This post is part of a series of chapter summaries of the arguments made in my new book, Making Kids ClevererThe rest of the series can be found here.

Having made the case that by teaching children more knowledge we are likely to make them cleverer, it’s important to address the question of what knowledge ought to be taught.

The case made in this chapter is that we should inoculate children against by trapped in a bubble of the present by teaching them that which that allows them to think new thoughts and make startling connections. The first point to make is that while all knowledge might be precious, it is not equally valued or valuable. But this is difficult for some to accept and the idea that all opinions are equally valid has become mainstream. If you believe all opinions and perspectives are equally valid, what makes a teacher’s understanding of their subject more important than whatever the students currently reckon? This view has eroded the very idea that teachers ought to be authority figures. After all, why should a teacher be in charge just because they know more than their students? And why should we prioritise what a teacher thinks should be studied over a child’s preferences? I argue that this perspective, well-intentioned though it may be, is responsible for widening the gap between the most and least advantaged. 

If our aim is to narrow this gap then we should focus on knowledge that is powerful and culturally rich.

Powerful knowledge is distinct from the knowledge of the powerful. For every field of human endeavour there are more useful things to know that improve our ability to think about these subjects. We can distinguish between ‘school knowledge’ and ‘everyday knowledge’. Everyday knowledge is very useful in navigating the familiar landscape of our day-to-day experiences, but it’s less useful at school. Likewise, school knowledge will be really useful in maths or science lessons but of little use in working out what to do when confronted by a tearful friend or an irate bus driver. Everyday knowledge is dependent on the context in which it was learned, whereas school knowledge can help children to move beyond the confines of their personal experiences and open up new ways of thinking about aspects of the world which would otherwise be unknown. Knowledge can be said to be powerful if it changes children’s perceptions, values or understandings. If knowing something causes you to ask new questions and explore different explanations, then that knowledge is powerful.

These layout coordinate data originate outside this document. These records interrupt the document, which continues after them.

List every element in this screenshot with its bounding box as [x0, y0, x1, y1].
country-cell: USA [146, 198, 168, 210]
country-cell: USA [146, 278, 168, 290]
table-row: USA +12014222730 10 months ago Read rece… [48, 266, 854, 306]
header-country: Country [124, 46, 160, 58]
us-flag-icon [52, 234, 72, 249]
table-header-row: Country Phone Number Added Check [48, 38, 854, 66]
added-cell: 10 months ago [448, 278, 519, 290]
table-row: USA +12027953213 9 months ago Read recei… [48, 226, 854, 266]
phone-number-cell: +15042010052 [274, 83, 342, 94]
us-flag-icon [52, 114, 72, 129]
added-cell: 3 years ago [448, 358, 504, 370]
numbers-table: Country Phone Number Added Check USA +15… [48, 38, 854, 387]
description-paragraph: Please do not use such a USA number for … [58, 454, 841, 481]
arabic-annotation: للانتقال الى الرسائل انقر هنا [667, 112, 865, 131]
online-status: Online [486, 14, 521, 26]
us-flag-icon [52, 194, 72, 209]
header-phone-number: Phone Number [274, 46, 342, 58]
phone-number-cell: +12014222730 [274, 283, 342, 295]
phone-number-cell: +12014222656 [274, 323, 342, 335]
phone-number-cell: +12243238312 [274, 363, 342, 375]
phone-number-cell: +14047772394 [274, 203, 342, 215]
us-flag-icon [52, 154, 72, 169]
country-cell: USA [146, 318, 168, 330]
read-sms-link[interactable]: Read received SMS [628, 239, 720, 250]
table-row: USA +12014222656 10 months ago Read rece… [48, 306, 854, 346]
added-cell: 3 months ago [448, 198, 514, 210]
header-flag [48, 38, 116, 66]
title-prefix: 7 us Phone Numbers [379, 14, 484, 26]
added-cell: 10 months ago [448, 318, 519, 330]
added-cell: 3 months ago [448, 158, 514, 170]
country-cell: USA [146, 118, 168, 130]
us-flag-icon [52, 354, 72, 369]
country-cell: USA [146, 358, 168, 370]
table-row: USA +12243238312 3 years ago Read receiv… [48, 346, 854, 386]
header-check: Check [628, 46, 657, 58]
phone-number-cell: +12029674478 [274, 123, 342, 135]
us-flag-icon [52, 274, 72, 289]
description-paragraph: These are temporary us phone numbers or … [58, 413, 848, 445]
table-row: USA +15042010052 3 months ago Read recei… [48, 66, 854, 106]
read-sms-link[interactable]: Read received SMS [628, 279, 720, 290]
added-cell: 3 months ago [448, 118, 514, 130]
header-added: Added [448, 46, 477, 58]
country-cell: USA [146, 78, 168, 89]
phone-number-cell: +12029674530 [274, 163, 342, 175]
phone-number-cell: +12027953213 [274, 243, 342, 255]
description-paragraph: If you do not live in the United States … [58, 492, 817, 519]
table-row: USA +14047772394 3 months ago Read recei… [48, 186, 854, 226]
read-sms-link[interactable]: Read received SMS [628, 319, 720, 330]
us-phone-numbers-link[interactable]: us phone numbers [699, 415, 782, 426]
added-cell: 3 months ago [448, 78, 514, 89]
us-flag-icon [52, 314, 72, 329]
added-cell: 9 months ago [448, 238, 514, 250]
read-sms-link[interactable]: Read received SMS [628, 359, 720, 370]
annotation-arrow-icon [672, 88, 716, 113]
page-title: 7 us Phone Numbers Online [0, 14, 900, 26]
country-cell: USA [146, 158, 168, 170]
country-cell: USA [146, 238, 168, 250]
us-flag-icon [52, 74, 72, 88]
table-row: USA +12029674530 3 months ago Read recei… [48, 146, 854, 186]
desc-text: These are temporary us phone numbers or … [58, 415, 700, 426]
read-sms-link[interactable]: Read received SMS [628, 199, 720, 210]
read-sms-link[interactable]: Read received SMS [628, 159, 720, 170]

Knowledge is also more valuable if it is culturally rich and the richer it is the more it will enable children to follow and participate in debates on significant local, national and global issues. Being able to quote Shakespeare or knowing Pythagoras’ theorem may seem like trivia, but it enables us to access society in a way which would be impossible if we didn’t know any of this. It’s  important because other people know it. Even if you’re utterly unmoved by Darwin’s contribution to science or Smith’s to economics, you still prob-ably recognise that phrases like ‘survival of the fittest’ and ‘the invisible hand’ have permeated social discourse, and that even if you don’t really understand them, the theories of evolution and market forces have changed the way we think about ourselves and our place in the universe. The more children know about their cultural inheritance, the more they can question, critique and respond to what has gone before.

But what of the criticism that this sort of knowledge derives from dead white men? Teachers who believe in social justice will want to find ways to deprivilege the currently privileged in favour of the more marginalised. This is entirely laudable but it comes with a cost. If we refuse to teach children the most culturally rich knowledge then they are merely ignorant of it. This is certainly not to say that we should expect children to accept the status quo as right and proper, instead it is to give them the foundations on which to base a more meaningful critique of the way things are.

To help us think better about the choices available to schools and teachers I discuss the concept of opportunity cost and suggest that weighing options in terms of what choices offer the most in terms of powerful knowledge and cultural richness might allow us to make optimal choices that will offer children the greatest choice and better prepare them to play a meaningful part in society.

Finally, I explore the idea of a broad and balanced curriculum and suggest that subject disciplines offer important and distinct toolkits for thinking about the world. Subjects are particularly coherent ways of categorising knowledge and by inducting children into these disciplines we offer them a ready made guide for assembling and making sense of what they learn.

The knowledge children experience should be:

  • Broad. (How much of the domain will pupils experience?)
  • Culturally rich. (Does the selected content conform to shared cultural agreements of what is considered valuable to know?)
  • Powerful. (Does the selected content allow pupils to think in new and unexpected ways?)
  • Coherent. (Does the content link together in a way which builds schemas and allows children to think increasingly effortlessly?)

If it is all these things then they will be well on their way to being cleverer.